INTRODUCTION: Traditional insertion of a ventriculoperitoneal shunt (VPS) involves a small laparotomy incision. In addition to significant postoperative discomfort, the laparotomy portion of the procedure affects hospital stay and convalescence. Moreover, laparotomy incision may also contribute to wound /shunt infections and incisional hernias. Although laparoscopic approach to VPS has been reported, it has not been popularized. We aimed to analyze our technique of using laparoscopy for the abdominal portion of VPS placement in attempts to minimize the shortcomings of the traditional open method.
METHODS: Retrospective review of all patients undergoing VPS placement at a tertiary care hospital. All patients undergoing laparoscopic placement of the abdominal portion of the VPS were identified and analyzed. Our technique of laparoscopic VPS placement included a 5-mm Optiview® non-bladed trocar for abdominal access and camera as well as an additional 5-mm working port. Main outcome measures included patient demographics, procedural indication, operative time, length of hospitalization, and complications.
RESULTS: Between September 2006 and August 2009, 20 patients with an average age of 54 years (range, 23-82) underwent laparoscopic placement of the VP shunt. Hydrocephalus was the most common indication (n=12), followed by pseudotumor cerebri (n = 5) and neoplasm (n =3). Only two 5-mm trocars were utilized for all patients. Mean operative time was 70 min (range, 45 – 110 min) and the blood loss from the abdominal portion of the procedure was <10 cc in all cases. There were no intra-operative complications. The median length of stay was 2 days (range, 1 – 21 days). Both operative time and length of stay were significantly better than historic open controls. There were no post-operative complications related to the laparoscopic portion of the procedure. Seventeen (85%) patients were started on a regular diet on the first post-operative day. One patient required laparoscopic shunt revision 2 month after initial placement.
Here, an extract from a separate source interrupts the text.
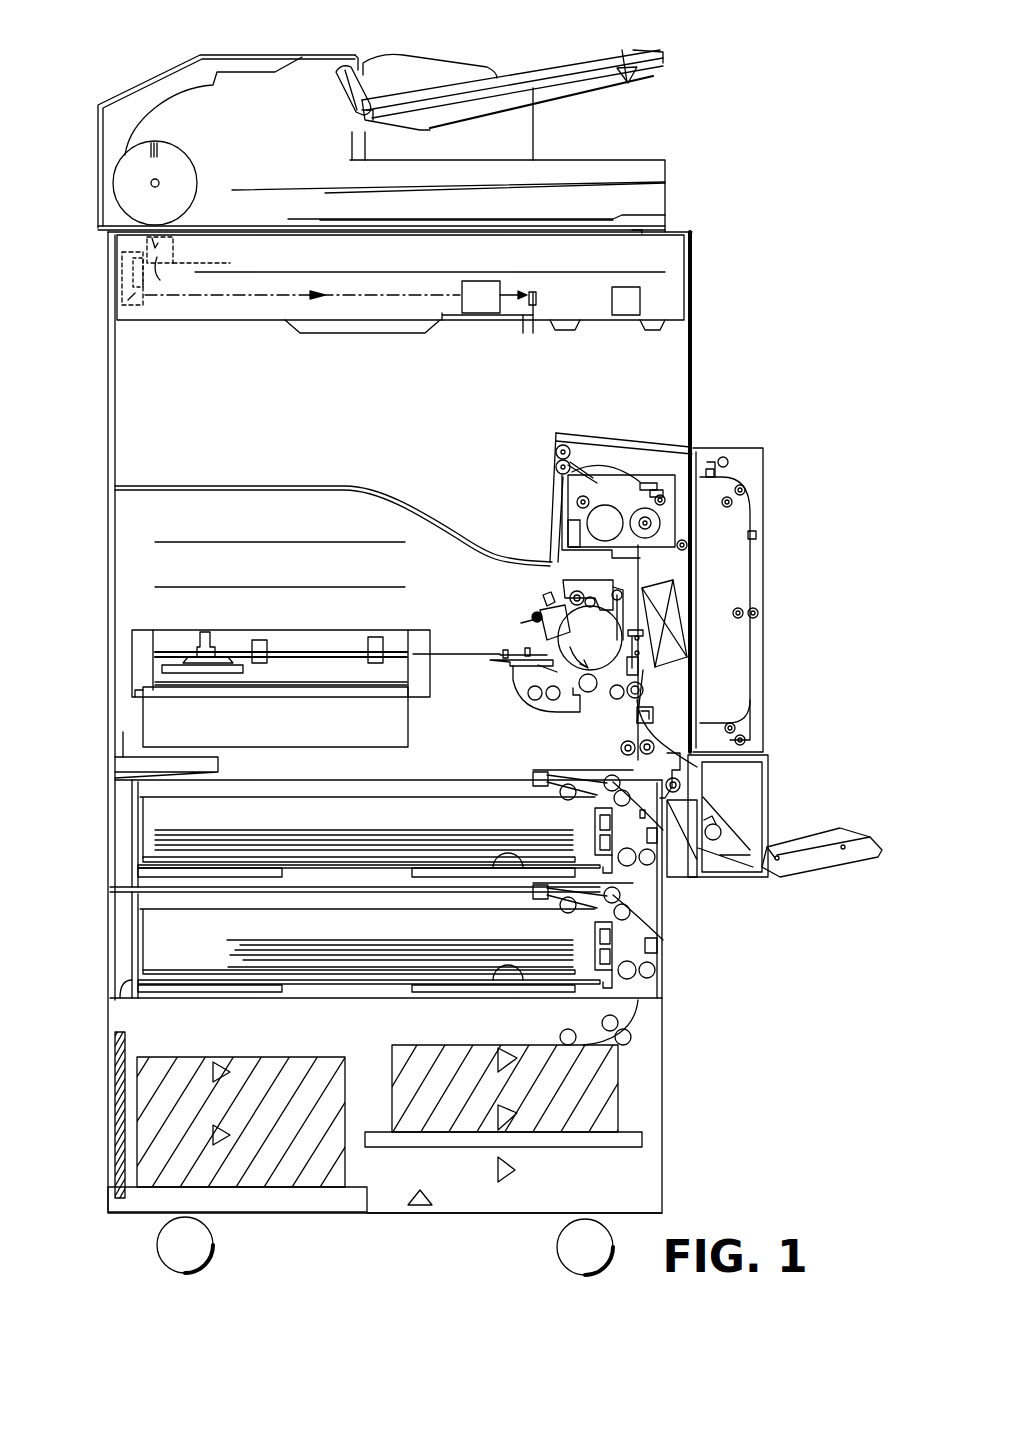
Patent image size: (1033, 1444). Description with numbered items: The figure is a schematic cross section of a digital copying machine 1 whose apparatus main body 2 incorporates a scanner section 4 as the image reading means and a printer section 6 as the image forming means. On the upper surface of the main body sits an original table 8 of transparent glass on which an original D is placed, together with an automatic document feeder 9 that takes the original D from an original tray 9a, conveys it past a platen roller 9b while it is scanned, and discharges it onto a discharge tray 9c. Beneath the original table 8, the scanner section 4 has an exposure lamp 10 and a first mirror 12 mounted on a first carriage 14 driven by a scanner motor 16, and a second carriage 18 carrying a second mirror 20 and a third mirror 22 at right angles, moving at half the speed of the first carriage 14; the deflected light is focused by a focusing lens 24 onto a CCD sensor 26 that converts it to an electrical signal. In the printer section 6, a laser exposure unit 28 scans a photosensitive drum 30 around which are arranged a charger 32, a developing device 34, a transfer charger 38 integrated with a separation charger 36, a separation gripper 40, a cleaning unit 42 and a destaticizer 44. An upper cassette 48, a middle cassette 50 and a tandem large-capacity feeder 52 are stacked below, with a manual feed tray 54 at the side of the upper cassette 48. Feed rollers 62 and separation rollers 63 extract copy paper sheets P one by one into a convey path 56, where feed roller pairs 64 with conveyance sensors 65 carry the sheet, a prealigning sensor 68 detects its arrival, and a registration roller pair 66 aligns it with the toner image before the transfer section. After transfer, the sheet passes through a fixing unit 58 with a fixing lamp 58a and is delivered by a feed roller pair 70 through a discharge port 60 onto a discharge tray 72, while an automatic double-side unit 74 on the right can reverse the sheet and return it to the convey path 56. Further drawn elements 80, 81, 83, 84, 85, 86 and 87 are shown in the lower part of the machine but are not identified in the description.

CONCLUSION: The use of laparoscopy during VPS placement appears to be safe and effective. The benefits of our minimally-invasive approach include short surgical time, minimal perioperative pain, and brief hospitalization. In addition, laparoscopic approach essentially eliminated post-operative ileus, incisional pain and wound infections. We firmly believe that laparoscopic assistance should be considered for all patients undergoing VPS placement.